Istilah Hallyu atau Korean Wave yang saat ini populer sejatinya merupakan hasil dari perjalanan panjang industri hiburan Korea Selatan selama lebih dari 3 dekade. Saat awal 1990an, Korea Selatan memutar otak untuk melebarkan sayap dari ekonomi yang mengandalkan manufaktur menuju industri lainnya.

Di sela-sela periode memimpin Blue House pada 1998-2003, Presiden Korea Selatan Kim Dae Jung mendapat laporan bahwa nilai penjualan Jurasic Park, sama seperti penjualan ekspor mobil Hyundai pada tahun yang sama. Larisnya penjualan film Hollywood menginspirasi Kim untuk memonetisasi budaya populer Korea Selatan ke dunia internasional.

Andrew Eungi Kim, Professor of International Studies at Korea University, memaparkan tiga fase perkembangan hallyu yang telah bergulir.

“Hallyu berawal dari K-drama, kemudian meluas sehingga saat ini Korea menjadi negara pengekspor budaya populer terbesar di dunia bersama Amerika Serikat, Inggris, dan Jepang. Mulai dari film, musik, makanan, hingga fesyen,” tuturnya dalam workshop “Indonesia Next Generation Journalist Network on Korea” yang dilaksanakan Foreign Policy Community of Indonesia (FPCI) bersama Korea Foundation Jakarta, baru-baru ini.

Drama dan film Korea yang menjadi pembuka jalan gelombang pertama popularitas Korea atau Hallyu 1.0, antara lain Winter Sinata (2001/2002), Jewel in the Palace (2003/2004), dan My Sassy Girl (2001).

Berkat perkembangan industri perfilman yang pesat, Korea menjadi top eksportir drama televisi dalam 5 tahun terakhir bersama Amerika Serikat, Inggris, Spanyol, dan Argentina.

Babak kedua Korean Wave atau Hallyu 2.0, kata Kim, berlangsung pada 2000 hingga akhir 2010an dengan fokus pada K-pop mulai dari H.O.T dan Shinhwa, hingga Super Junior, 2PM, Wonder Girls, Big Bang, 2NE1, Psy, serta sekarang BlackPink, NCT, dan BTS.

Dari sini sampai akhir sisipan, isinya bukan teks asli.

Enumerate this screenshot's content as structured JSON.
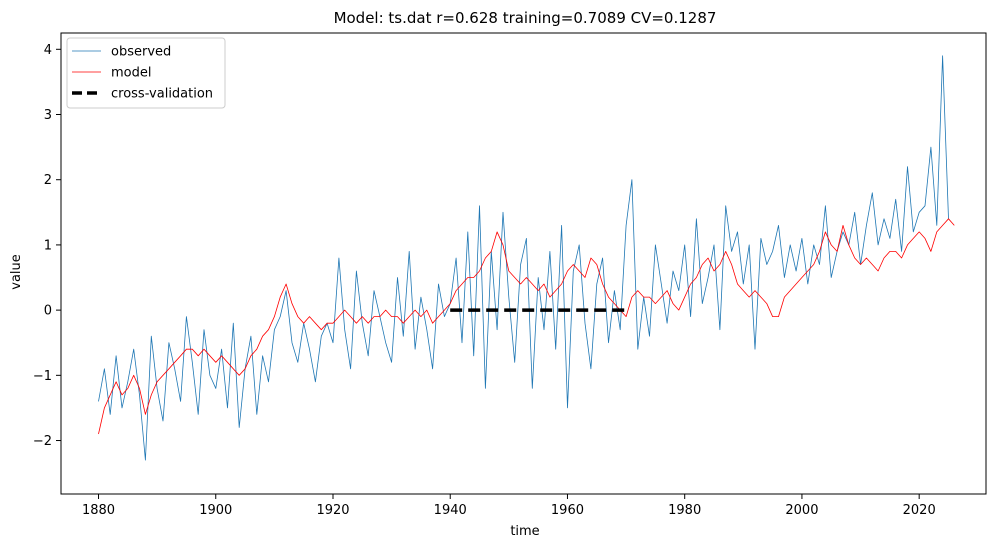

“BTS sukses dengan penjualan album, konser internasional, dan lagu-lagunya merajai chart global. Mereka menghasilkan banyak uang bahkan nilainya diestimasi US$4,65 miliar pada 2018,” papar kim.

Kendati sulit divalidasi, nilai itu disebut Kim setara dengan 0,3% dari total produk domestik bruto (PDB) Korea Selatan senilai US$1.619 miliar pada 2018.

“Kalau nilai itu benar, pendapatan BTS pada 2018 melampaui PDB 40 negara termiskin di dunia, seperti Somalia, Burundi, Liberia, Bhutan, dan Sudan Selatan,” ungkapnya.

Fase ketiga atau Hallyu 3.0 menyorot soal gaya hidup Korea atau K-lifestyle seperti online games, kosmetik, makanan, fesyen, dan animasi. Gim besutan developer Korea Selatan yang populer antara lain Battlegrounds dan Lineage.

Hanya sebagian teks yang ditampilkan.